Mesmo sendo católica fervorosa gosta de filmes com cenas quentes de sexo, e se diverte com as piadas picantes enviadas para o seu celular. Carente de humanos, sente falta dos encontros com as amigas para tomarem umas e colocarem os assuntos em dia, inclusive sobre os paqueras de aplicativos. Considera esses momentos uma ótima opção econômica e divertida para praticarem terapia de grupo.
É surpreendente quando ela conta que faz uma geral na casa no dia anterior a ida da faxineira. Ao perceber os olhares de surpresa, ela alega que tem um porquê.
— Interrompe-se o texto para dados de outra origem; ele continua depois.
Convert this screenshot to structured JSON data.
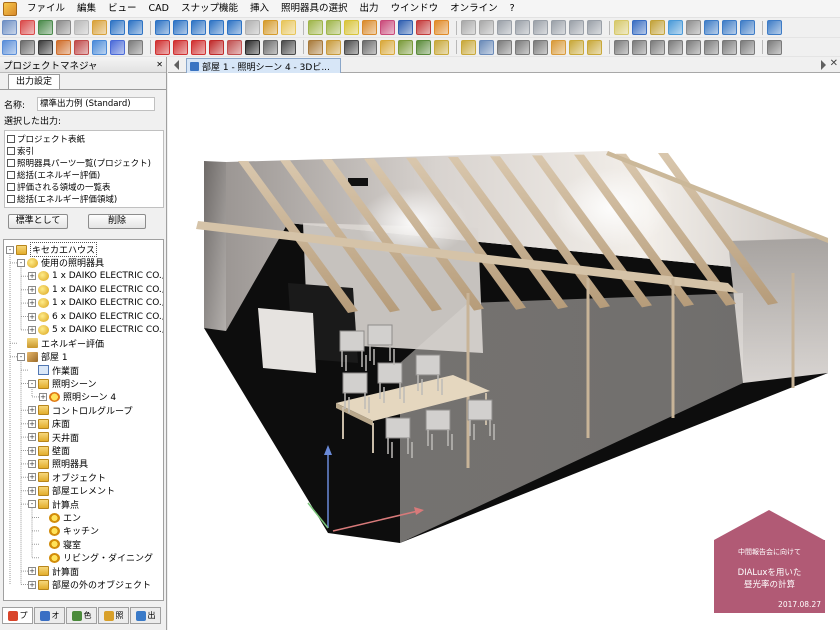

O objetivo é a dona Maria acabar mais cedo e se sentar com ela para contar as fofocas e os barracos que acontecem na sua comunidade.
A quarta-feira é um dia sagrado para Marta, pois vivencia avidamente os causos inusitados narrados pela amiga faxineira. Pergunta pelos fulanos e pelos sicranos como se os conhecessem pessoalmente. Alegra-se com as notícias boas e sofre com algum infortúnio dos moradores. Satisfeita, acrescenta mais um pedaço das histórias na sua colcha de retalhos, e finaliza com pequenos nós os casos das pessoas que nunca viu, mas que habitam na sua mente como os fantasmas conhecidos.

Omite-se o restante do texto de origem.